BREAKING: $2.2T asset manager PIMCO plans to buy more crypto
Institutional asset managers have been slower to embrace cryptocurrencies than retail traders, but their adoption is growing rapidly.
Fixed-income manager PIMCO is planning to increase its exposure to digital currencies such as Bitcoin (BTC) after dabbling in the asset class through crypto-linked securities, offering the latest evidence that major institutions are starting to embrace the emerging asset class.
In an interview with CNBC on Wednesday, chief investment officer Daniel Ivascyn confirmed that PIMCO already has exposure to “crypto-linked securities” through various hedge fund portfolios. He said the firm plans to gradually increase its exposure to the asset class as part of its “trend-following strategies or quant-oriented strategies.” He further explained:
“This will be a gradual process where we spent a lot of time on the internal diligence side speaking to investors. And we’ll take baby steps in an area that’s rapidly growing.”
Founded in 1971, PIMCO is one of the world’s largest asset managers focused on active fixed-income securities. The firm’s assets under management totaled $2.2 trillion as of Dec. 31, 2020.
The news dropped on Wednesday as Bitcoin shattered all-time highs above $67,000 and Ether (ETH) eclipsed $4,100 for the first time since May.
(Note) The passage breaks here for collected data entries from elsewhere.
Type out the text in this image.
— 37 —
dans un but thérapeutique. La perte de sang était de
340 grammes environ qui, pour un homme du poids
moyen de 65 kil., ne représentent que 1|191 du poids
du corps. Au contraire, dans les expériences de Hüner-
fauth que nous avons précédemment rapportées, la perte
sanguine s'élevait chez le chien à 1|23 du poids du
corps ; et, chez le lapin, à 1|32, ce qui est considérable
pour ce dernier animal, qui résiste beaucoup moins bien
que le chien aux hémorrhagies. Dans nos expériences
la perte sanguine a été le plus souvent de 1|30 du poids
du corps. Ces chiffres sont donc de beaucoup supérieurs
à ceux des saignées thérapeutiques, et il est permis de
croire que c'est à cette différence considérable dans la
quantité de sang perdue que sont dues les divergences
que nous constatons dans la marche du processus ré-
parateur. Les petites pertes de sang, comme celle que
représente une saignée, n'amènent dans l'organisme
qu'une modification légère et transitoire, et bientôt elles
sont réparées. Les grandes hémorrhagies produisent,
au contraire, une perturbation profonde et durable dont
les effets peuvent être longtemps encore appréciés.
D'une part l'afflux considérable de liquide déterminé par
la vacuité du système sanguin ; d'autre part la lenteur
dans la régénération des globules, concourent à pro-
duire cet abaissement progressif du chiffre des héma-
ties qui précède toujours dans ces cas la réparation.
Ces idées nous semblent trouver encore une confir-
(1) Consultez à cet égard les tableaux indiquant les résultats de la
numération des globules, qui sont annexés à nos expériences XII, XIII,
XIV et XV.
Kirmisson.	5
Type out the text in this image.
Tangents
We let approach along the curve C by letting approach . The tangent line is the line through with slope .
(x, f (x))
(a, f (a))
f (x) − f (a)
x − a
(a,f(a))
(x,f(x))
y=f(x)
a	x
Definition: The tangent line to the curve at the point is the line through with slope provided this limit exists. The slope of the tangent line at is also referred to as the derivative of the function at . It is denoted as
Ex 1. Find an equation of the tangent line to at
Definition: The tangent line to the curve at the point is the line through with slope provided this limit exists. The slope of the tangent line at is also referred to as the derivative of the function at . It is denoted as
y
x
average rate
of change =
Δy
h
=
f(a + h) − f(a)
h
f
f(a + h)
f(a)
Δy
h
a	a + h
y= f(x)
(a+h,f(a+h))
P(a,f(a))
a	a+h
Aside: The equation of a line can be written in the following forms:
In the process, the total cryptocurrency market capitalization reached a new record high above $2.63 trillion, according to Cointelegraph Markets Pro.
Related: Bitcoin briefly flippens Swiss franc after rally to new ATH
Institutions have been piling into crypto investments for much of 2021, reflecting the growing mainstream acceptance of digital assets. A September survey from European investment manager Nickel Digital Asset Management revealed that nearly two-thirds, or 62%, of global institutional investors with zero exposure to crypto planned to make their first investments within 12 months. Meanwhile, institutional capital was the major driving force behind Asia’s 706% surge in crypto transactions over the past year, according to data from Chainalysis.